- Title: Former UN chief Kofi Annan meets Indonesian President in Bali
- Date: 8th December 2016
- Summary: BALI, INDONESIA (DECEMBER 8, 2016) (REUTERS) ***WARNING CONTAINS FLASH PHOTOGRAPHY*** INDONESIAN PRESIDENT JOKO WIDODO GREETING FORMER UNITED NATIONS SECRETARY-GENERAL KOFI ANNAN AHEAD OF A BILATERAL MEETING ANNAN AND WIDODO TALKING TO EACH OTHER WIDODO ANNAN ANNAN AND WIDODO IN BILATERAL MEETING WIDODO WALKING IN HALL WIDODO WALKING INTO GROUP PHOTO SESSIONS VARIOUS OF WIDODO GREETING AND STANDING FOR PHOTOS WITH DELEGATES OF BALI DEMOCRACY FORUM
- Embargoed: 23rd December 2016 08:52
- Keywords: Indonesia President Joko Widodo Kofi Annan United Nations Myanmar Rohingya
- Location: BALI, INDONESIA
- City: BALI, INDONESIA
- Country: Indonesia
- Reuters ID: LVA0015C0W5L3
- Aspect Ratio: 16:9
- Story Text: Indonesian President Joko Widodo met former Secretary-General of United Nations Kofi Annan on Thursday (December 8) on the sidelines of a regional meeting on democracy in Bali.
According to a press release from the palace, they discussed the plight of Rohingya Muslims in Myanmar's Rakhine state.
Violence in Myanmar's Rakhine State, home to many Rohingyas, has become the biggest challenge facing Aung San Suu Kyi's eight-month-old government and has sparked international criticism that the Nobel Peace Prize winner has done too little to help the Muslim minority.
At least 86 people have been killed and about 30,000 displaced in a Myanmar army crackdown in Rakhine State, launched after attacks on police posts near the Bangladesh border on October 9 in which nine policemen were killed.
Widodo conveyed Indonesia's concern and discussed "measures to resolve the crisis" in Myanmar's Rakhine state with Annan during the meeting, the press release said, without specifying details.

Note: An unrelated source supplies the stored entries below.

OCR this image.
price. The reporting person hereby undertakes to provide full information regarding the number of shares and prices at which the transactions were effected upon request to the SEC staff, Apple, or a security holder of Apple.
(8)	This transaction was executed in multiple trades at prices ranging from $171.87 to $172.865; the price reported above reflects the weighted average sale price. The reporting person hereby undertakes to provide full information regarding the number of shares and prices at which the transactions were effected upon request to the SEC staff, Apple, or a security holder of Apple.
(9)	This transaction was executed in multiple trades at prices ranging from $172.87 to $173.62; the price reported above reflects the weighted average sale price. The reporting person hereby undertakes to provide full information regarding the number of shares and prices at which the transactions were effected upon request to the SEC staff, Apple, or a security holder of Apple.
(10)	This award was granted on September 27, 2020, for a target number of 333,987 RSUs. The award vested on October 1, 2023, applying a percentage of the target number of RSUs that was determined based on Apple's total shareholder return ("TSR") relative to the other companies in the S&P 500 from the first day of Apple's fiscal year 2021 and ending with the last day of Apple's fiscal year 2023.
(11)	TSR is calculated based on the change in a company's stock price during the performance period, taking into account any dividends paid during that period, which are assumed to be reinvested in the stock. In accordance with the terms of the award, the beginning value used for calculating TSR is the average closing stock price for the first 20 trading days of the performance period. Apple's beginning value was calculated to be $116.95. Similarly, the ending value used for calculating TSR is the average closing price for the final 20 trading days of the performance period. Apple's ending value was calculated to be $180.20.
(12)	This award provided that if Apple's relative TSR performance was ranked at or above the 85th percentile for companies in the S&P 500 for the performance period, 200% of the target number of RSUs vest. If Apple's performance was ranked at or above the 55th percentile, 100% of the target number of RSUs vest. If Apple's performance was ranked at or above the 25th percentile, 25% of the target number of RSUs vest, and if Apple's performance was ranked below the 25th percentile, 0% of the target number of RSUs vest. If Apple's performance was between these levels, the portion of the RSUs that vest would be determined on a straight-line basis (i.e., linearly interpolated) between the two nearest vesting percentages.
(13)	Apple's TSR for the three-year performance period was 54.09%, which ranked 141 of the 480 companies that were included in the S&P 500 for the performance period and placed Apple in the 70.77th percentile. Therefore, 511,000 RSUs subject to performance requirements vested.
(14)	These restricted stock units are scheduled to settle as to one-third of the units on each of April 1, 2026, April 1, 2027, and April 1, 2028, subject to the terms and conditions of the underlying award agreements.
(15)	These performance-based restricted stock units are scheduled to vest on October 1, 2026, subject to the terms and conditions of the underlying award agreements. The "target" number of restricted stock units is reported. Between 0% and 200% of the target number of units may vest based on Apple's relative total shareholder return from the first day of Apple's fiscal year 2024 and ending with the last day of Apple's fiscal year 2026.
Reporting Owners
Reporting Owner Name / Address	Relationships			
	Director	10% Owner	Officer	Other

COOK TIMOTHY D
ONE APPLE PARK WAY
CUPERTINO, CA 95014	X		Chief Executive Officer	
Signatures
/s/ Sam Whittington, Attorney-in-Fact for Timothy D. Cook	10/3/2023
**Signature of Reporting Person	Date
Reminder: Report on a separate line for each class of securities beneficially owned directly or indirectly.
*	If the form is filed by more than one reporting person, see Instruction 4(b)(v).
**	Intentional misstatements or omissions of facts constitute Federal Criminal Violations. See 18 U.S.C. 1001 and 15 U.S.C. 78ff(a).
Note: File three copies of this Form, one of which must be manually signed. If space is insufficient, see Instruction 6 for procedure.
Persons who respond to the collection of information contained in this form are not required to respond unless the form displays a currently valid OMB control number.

This is not the first time that Indonesia, the nation with world's biggest Muslim population, publicly express concern over the treatment of Rohingya Muslims. Earlier this week, Foreign Minister Retno Marsudi had met Aung San Suu Kyi in Yangon.
Myanmar authorities have rejected allegations by residents and rights groups that soldiers raped Rohingya women, burnt homes and killed civilians during a crackdown in response to coordinated attacks on three border posts along the frontier with Bangladesh.
The violence is the biggest challenge faced by Aung San Suu Kyi's eight-month-old government and has prompted calls for the Nobel Peace laureate to do more to help the Rohingya minority, who are denied citizenship and access to basic services.